Sexuelle Belästigung im Arbeitsverhältnis

SCHWEIZ: SEXUELLE BELÄSTIGUNG

Bundesgericht, 29. August 2019 (4A_544/2018)

Sexuelle Belästigung liegt nicht nur vor, wenn das Verhalten an sich sexuell konnotiert ist. Ausschlaggebend ist der Kontext, in dem es erfolgt. Zwischen der Mitteilung von Gefühlen und dem Aufsetzen von Druck zur Eingehung einer intimen Beziehung besteht ein Unterschied.
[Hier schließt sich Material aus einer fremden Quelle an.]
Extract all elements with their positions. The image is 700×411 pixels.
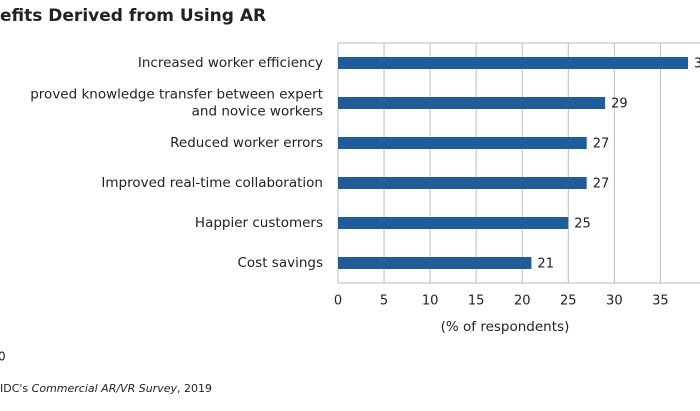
footnote: 0 [0,350,6,364]
x-tick-label: 15 [468,294,485,309]
x-axis-label: (% of respondents) [441,319,570,335]
value-label: 29 [611,97,628,112]
x-tick-label: 0 [334,294,342,309]
bar [338,57,689,69]
x-tick-label: 20 [514,294,531,309]
y-tick-label: Improved real-time collaboration [101,175,323,191]
y-tick-label: proved knowledge transfer between expert [30,87,323,103]
value-label: 21 [537,257,554,272]
x-tick-label: 30 [606,294,623,309]
y-tick-label: Cost savings [237,255,323,271]
plot-frame [337,42,700,284]
value-label: 25 [574,217,591,232]
y-tick-label: and novice workers [192,104,323,120]
source-text: , 2019 [177,382,212,395]
source: IDC's Commercial AR/VR Survey, 2019 [0,382,212,395]
x-tick-label: 35 [652,294,669,309]
y-tick-label: Increased worker efficiency [138,55,323,71]
y-tick-label: Happier customers [195,215,323,231]
bar [338,257,532,269]
chart-title: efits Derived from Using AR [0,6,266,26]
value-label: 27 [593,137,610,152]
bar [338,137,587,149]
x-tick-label: 10 [422,294,439,309]
value-label: 27 [593,177,610,192]
bar [338,217,569,229]
bar [338,177,587,189]
x-tick-label: 5 [380,294,388,309]
source-text: IDC's [0,382,32,395]
source-text: Commercial AR/VR Survey [32,382,178,395]
y-tick-label: Reduced worker errors [170,135,323,151]
bar [338,97,606,109]
value-label: 38 [694,57,700,72]
x-tick-label: 25 [560,294,577,309]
Nach einigen Jahren guter Zusammenarbeit bringt der Vorgesetzte der Angestellten seine Gefühle zum Ausdruck und schlägt ihr vor, eine intime Beziehung einzugehen, was diese ablehnt. Der Vorgesetzte insistiert und übt unter Ausnützung seiner Stellung als Vorgesetzter Druck aus, um zu seinem Ziel zu gelangen. Der Arbeitgeber hat im Arbeitsverhältnis die Persönlichkeit des Arbeitnehmers zu achten und zu schützen. Er muss insbesondere dafür sorgen, dass Arbeitnehmer*innen nicht sexuell belästigt werden und dass den Opfern von sexuellen Belästigungen keine weiteren Nachteile entstehen (Art. 328 OR). Das Bundesgericht schützt den vorinstanzlichen Entscheid, der der Angestellten eine Entschädigung von ca. 4 schweizerischen Durchschnittslöhnen gemäss Art. 5 Gleichstellungsgesetz (GlG) zugesprochen hatte.
Den Zeugen waren Parteiaussagen aus den Rechtsschriften vorgelesen worden, zu denen sie Stellung nehmen sollten: ein Vorgehen, dem die Lehre wegen der Gefahr der Beeinflussung kritisch gegenübersteht. Da der Arbeitgeber den angeblichen Verfahrensfehler nicht sofort geltend gemacht hatte und nicht ausführt, wo eine Zeugenaussage konkret beeinflusst worden wäre, lässt das Bundesgericht die Frage offen, ob dieses Vorgehen rechtskonform sei (E. 4).
Was die Autorenschaft von SMS angeht, ist Art. 8 ZGB nicht dadurch verletzt, dass das Gericht sich mit einer Transkription begnügt hatte. Es ist dies eine Frage der richterlichen Beweiswürdigung und angesichts auch der übrigen Beweise bestand kein Grund, an der Autorenschaft der SMS zu zweifeln. (E. 5).
Auch die Berücksichtigung indirekter Zeugenaussagen wie (übereinstimmende) Berichte von Fachpersonen aus dem Gesundheitswesen gibt keinen Anlass zur Kritik (E. 7).
Was den Inhalt der Nachrichten anbelangt, ist nicht deren sexuelle Konnotation ausschlaggebend, sondern der Kontext, in dem sie erfolgen. Mit Bezug auf die Definition von sexueller Belästigung führt das Bundesgericht aus, dass der Vorgesetzte der Angestellten seine Gefühle zum Ausdruck brachte, sei das eine. Druck auf sie auszuüben, damit sie eine intime Beziehung mit ihm eingehe, ist etwas anderes (E. 7).